100 percent of Colorado in drought or abnormally dry


COLORADO —Aug. 5, U.S. Drought Monitor reported 100 percent of the state abnormally dry or in extreme drought conditions for the first time in eight years consistent with a broader transformation of the Southwest amid climate warming. A combination in Colorado of paltry spring snow, warmer temperatures that triggered earlier melting of winter mountain snowpack, feeble rain through summer, and parched soil from previous dry years led to this formal label.


It’s the fourth time in two decades — following 2002, 2006 and 2012 — that all of Colorado was designated as abnormally dry or in a drought.


Hardest hit so far are farmers and ranchers in the Colorado River Basin and the Rio Grande River Basin as water flows, from tributary streams down to main streams diminish.  August 12 the Rio Grande River was flowing at 203 CFS which is 600 CFS below the 121 year average.


“These drought conditions we’ve had to live with since 2002 in the Rio Grande Basin, more often than not, the years are average or below average. We have this unique underground aquifer that helps us bridge some of the gaps. But the gaps are so big, and we have stressed the aquifer probably beyond its capacity,” said Rio Grande Water Conservation District Manager Cleave Simpson, an alfalfa grower in the San Luis Valley, where farmers have been trying to reduce groundwater pumping for eight years.


“We will lose ground this summer. We’ve got to figure out how to farm with less water, or farm less acres,” Simpson said. “You hear about people selling cows. You just feel it. I mean, in Alamosa, 11 out of 13 days in a row were record highs for us — just bizarre. And in one day in June — in 12 hours —we set both a record low and a record high.”


Colorado mountain snowpack, near normal April 1 and once a predictor of sufficient water through fall, may not be as reliable.

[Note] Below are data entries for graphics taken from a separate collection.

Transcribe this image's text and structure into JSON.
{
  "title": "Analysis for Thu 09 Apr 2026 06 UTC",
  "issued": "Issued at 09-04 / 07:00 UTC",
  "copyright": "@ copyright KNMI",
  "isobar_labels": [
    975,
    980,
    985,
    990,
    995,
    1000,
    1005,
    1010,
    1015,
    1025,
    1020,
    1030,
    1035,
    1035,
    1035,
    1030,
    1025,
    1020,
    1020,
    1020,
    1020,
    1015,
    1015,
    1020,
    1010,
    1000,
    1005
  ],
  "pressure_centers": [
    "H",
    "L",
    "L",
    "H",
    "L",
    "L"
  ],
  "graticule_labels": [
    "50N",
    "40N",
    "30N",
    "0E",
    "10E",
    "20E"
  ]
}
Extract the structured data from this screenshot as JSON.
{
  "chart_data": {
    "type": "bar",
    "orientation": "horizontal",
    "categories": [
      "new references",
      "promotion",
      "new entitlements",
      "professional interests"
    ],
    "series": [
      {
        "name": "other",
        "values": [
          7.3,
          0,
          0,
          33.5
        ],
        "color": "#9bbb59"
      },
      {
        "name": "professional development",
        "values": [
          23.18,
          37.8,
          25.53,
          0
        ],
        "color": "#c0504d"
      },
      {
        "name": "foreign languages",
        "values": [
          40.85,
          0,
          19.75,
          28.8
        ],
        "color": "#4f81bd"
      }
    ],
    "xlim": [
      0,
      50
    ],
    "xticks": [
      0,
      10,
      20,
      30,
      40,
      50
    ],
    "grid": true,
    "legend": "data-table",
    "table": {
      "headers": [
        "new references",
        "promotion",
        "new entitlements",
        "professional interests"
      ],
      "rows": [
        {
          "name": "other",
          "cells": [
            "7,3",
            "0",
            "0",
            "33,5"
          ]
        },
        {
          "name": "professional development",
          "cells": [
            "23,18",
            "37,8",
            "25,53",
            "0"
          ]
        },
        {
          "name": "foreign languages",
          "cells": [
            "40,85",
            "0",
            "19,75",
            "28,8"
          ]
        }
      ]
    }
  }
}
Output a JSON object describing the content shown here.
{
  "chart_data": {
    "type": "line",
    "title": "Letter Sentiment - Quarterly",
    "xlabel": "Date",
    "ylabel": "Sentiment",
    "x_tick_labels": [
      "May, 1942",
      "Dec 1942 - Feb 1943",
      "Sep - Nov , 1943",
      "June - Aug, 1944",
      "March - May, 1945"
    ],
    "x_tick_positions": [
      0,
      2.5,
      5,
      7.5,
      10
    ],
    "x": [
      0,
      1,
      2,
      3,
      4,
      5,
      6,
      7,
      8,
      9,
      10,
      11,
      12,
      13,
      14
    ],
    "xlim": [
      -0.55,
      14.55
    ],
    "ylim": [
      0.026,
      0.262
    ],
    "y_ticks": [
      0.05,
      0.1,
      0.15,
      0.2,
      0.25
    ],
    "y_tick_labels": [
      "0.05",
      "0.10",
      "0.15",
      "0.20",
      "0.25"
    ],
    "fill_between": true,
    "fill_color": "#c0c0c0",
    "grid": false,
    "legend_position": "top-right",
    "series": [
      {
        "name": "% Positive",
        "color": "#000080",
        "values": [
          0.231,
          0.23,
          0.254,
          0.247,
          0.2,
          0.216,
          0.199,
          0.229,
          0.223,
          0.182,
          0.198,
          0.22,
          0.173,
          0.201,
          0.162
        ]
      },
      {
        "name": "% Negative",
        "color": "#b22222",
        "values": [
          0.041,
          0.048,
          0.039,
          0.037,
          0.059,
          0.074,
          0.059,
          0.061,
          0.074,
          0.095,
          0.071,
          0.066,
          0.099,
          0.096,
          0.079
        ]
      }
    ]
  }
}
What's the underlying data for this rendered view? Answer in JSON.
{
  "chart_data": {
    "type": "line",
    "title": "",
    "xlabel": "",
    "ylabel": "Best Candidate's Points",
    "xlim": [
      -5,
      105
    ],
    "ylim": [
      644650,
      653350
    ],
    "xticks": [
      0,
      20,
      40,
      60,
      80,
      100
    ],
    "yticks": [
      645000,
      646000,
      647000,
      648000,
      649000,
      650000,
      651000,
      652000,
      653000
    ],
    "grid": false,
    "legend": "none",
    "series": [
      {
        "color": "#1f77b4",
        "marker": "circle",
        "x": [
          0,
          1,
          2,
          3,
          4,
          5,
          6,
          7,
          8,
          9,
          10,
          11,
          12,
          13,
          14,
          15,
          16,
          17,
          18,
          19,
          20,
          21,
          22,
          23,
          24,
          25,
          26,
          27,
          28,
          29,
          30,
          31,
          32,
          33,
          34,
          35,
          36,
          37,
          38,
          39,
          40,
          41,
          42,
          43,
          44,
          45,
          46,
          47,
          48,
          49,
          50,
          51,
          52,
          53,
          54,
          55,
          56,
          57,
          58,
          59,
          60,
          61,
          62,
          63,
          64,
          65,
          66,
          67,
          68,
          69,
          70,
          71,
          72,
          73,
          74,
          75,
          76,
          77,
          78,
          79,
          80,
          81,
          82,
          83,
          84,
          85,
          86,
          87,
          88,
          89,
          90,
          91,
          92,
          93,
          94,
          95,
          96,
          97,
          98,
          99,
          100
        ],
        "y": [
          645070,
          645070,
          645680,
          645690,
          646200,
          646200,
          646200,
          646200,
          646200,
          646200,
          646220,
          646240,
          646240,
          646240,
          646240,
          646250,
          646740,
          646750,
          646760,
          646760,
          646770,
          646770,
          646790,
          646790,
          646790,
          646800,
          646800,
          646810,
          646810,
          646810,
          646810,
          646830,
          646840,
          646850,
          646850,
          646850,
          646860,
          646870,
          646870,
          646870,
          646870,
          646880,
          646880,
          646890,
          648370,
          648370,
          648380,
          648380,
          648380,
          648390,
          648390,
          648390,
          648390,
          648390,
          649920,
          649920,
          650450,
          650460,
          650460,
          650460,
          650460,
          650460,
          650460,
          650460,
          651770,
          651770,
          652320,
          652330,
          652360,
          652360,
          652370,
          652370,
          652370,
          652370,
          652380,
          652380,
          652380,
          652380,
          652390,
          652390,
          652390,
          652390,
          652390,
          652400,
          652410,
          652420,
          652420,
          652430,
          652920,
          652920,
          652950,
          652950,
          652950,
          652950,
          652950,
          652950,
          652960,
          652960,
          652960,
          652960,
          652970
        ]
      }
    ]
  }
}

Now in the West “things can change quickly,” U.S. Department of Agriculture snow survey director Brian Domonkos said. “This week’s U.S. Drought Monitor assessment designated all of Colorado, and much of the West, in some stage of drought, which can trigger federal payments for agricultural producers. It shows most of southern Colorado in extreme drought, much of the rest of the state including the northeastern plains in severe drought, with moderate drought elsewhere and a few patches of western Colorado abnormally dry.


During those decades, people across the Southwest have endured hotter, drier conditions that scientists link to climate change caused by burning fossil fuels. Some scientists compare the shift to aridity to historic “mega-droughts” confirmed in tree-ring and other studies that show periodic shifts over the past 1,200 years to hot-and-dry conditions lasting 40 years or longer. It means shriveling crops and dying forests primed to burn, often uncontrollably due to past suppression of wildfires. It means shrinking water flows in streams and rivers. It means people in crowded cities competing for shady open space.


Gov. Jared Polis has activated Colorado’s traditional “drought plan” to track impacts, save water, coordinate local responses and help hard-hit farmers.


“We take it seriously,” said Conor Cahill, Polis’s press secretary. “Our goal is to work with our federal partners to get assistance and resources to impacted communities.”


But the increasingly hot and relatively rainless conditions over the past six weeks are bolstering an emerging consensus among climate scientists that, beyond a temporary drought with an end, Colorado and much of the West are mired in a multi-decade shift.


“We know that temperatures in Colorado and the world will continue to increase so long as we emit vast quantities of greenhouse gases into the atmosphere every year,” said Colorado State University water center senior scientist Brad Udall,  who has researched a 13 percent depletion of Colorado River water and refers to “aridification” because “drought” implies an eventual return to normal.


“Temperatures, for hundreds of years, are not going to return to 20th century averages. We need to be thinking in terms of more frequent periods of very hot and dry — unlike anything we’ve experienced before,” Udall said.


The hot and dry conditions have caused “reduced wheat yields this summer, reduced pasture forage and probably reduced corn yields as well,” said Peter Goble, climate and drought specialist in the state’s climatology office.


“The Eastern Plains of Colorado missed out on timely rains in May and June. It was a punch in the gut for farmers and ranchers at the worst time of the year. In recent weeks, this has spread to the Front Range urban corridor. We haven’t had any good, statewide, drought-busting rains for a long time,” Goble said. “Our temperatures are warming without an increase in precipitation to counteract that. Soil moisture available to crops, grasses, trees and other plants is dried up more quickly,” he said. “Given the warming temperatures, we need to be prepared as a state.”